I don't know if this is the correct place to put this, but I wish to introduce fellow members to a little gem of a radio station, dedicated to the one and only...Mozart!

Enjoy... :tiphat:


----------



## Zhdanov (Feb 16, 2016)

Mozart TV - next.


----------



## Kieran (Aug 24, 2010)

Zhdanov said:


> Mozart TV - next.


Mozart chocolates and crisps too! :lol:


----------



## KenOC (Mar 7, 2011)

Bloodsucking Zombie Mozart: "After revenge on Salieri, his thirst became limitless!"

Thursdays at eight o'clock.


----------



## poconoron (Oct 26, 2011)

And here are a couple of others:

http://klassikradiopuremozart.radio.net/

http://www.radiomozart.net/Pages/default.aspx


----------



## hpowders (Dec 23, 2013)

Very nice. They are asking me for a donation.

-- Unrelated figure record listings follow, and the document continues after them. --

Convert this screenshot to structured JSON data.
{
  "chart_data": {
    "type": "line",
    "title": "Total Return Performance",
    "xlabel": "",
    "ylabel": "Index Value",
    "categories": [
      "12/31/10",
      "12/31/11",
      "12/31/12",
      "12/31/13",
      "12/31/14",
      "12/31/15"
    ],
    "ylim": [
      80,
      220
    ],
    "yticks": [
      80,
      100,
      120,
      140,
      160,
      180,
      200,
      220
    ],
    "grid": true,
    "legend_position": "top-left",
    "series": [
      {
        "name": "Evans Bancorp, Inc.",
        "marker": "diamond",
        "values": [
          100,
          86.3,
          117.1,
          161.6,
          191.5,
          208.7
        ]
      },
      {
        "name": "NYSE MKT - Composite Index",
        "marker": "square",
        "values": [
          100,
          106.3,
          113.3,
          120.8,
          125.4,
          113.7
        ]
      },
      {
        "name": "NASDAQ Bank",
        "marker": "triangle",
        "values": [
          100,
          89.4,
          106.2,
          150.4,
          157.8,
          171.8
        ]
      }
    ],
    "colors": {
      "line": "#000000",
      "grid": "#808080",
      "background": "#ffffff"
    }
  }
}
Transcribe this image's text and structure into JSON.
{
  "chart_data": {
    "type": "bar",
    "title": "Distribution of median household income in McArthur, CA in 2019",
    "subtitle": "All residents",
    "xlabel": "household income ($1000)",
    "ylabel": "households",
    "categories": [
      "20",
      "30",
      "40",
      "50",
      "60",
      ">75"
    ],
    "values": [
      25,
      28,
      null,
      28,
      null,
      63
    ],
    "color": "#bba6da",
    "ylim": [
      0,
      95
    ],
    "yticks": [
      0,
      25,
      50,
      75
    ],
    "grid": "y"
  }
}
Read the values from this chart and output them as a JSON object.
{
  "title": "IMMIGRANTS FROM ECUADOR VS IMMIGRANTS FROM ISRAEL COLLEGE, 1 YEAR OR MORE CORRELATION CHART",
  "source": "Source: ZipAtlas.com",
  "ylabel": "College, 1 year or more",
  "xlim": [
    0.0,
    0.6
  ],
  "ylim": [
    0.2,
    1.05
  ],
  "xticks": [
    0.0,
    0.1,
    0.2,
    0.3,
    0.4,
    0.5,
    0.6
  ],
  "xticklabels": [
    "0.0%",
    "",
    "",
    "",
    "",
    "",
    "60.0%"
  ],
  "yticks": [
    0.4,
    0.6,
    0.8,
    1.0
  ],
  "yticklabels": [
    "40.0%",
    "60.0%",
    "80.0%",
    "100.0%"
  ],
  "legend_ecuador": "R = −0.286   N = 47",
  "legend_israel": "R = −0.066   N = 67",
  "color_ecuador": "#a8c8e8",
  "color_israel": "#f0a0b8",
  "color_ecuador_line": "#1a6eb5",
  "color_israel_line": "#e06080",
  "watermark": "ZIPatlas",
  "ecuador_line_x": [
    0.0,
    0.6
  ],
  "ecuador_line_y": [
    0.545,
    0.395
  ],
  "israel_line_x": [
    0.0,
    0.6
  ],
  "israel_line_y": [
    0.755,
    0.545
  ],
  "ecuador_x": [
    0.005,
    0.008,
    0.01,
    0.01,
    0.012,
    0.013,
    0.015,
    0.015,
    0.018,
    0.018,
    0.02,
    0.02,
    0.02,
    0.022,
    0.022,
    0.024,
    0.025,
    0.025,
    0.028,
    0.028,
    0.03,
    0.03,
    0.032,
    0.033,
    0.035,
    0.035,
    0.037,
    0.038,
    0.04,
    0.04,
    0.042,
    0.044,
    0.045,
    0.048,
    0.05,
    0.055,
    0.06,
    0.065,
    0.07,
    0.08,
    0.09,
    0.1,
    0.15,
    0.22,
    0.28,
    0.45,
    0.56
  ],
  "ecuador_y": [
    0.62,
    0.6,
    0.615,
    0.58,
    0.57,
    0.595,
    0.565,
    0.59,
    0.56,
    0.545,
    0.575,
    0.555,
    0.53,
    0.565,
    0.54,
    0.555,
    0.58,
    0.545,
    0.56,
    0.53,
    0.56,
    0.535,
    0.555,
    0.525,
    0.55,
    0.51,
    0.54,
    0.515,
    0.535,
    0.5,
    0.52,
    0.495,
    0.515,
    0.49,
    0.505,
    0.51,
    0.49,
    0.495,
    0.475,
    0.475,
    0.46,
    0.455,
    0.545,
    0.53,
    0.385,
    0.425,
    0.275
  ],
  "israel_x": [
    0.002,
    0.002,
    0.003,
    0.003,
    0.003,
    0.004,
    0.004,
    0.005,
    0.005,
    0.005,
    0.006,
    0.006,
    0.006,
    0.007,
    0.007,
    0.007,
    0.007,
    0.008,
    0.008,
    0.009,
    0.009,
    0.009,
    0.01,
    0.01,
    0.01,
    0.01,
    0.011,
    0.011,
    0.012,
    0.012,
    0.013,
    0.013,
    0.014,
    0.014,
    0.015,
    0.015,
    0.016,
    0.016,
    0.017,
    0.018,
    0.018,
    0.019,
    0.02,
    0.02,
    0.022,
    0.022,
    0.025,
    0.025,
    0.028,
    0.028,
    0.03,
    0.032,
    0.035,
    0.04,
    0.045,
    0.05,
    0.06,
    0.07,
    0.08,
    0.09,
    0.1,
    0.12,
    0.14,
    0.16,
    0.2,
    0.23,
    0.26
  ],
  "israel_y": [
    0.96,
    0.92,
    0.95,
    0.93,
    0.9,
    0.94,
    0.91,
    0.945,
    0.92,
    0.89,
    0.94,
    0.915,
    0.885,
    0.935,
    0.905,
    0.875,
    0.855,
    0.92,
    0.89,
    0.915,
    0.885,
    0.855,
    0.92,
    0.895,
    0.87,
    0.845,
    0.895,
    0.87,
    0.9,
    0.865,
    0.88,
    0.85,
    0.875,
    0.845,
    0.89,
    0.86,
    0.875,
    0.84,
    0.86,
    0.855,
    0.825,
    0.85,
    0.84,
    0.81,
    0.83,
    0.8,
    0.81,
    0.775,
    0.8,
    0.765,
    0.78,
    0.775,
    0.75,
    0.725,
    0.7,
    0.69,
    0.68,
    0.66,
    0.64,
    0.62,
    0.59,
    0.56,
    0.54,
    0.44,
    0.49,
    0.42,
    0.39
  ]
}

I would gladly pay them Tuesday for some Mozart today.


----------



## Kevin Pearson (Aug 14, 2009)

I like Mozart but not all Mozart all the time! 

Kevin


----------



## Pugg (Aug 8, 2014)

Kieran said:


> I don't know if this is the correct place to put this, but I wish to introduce fellow members to a little gem of a radio station, dedicated to the one and only...Mozart!
> 
> Enjoy... :tiphat:


As much as I love Mozart, this is to much for me


----------



## Kieran (Aug 24, 2010)

Pugg said:


> As much as I love Mozart, this is to much for me


Too many notes? :devil: :lol:


----------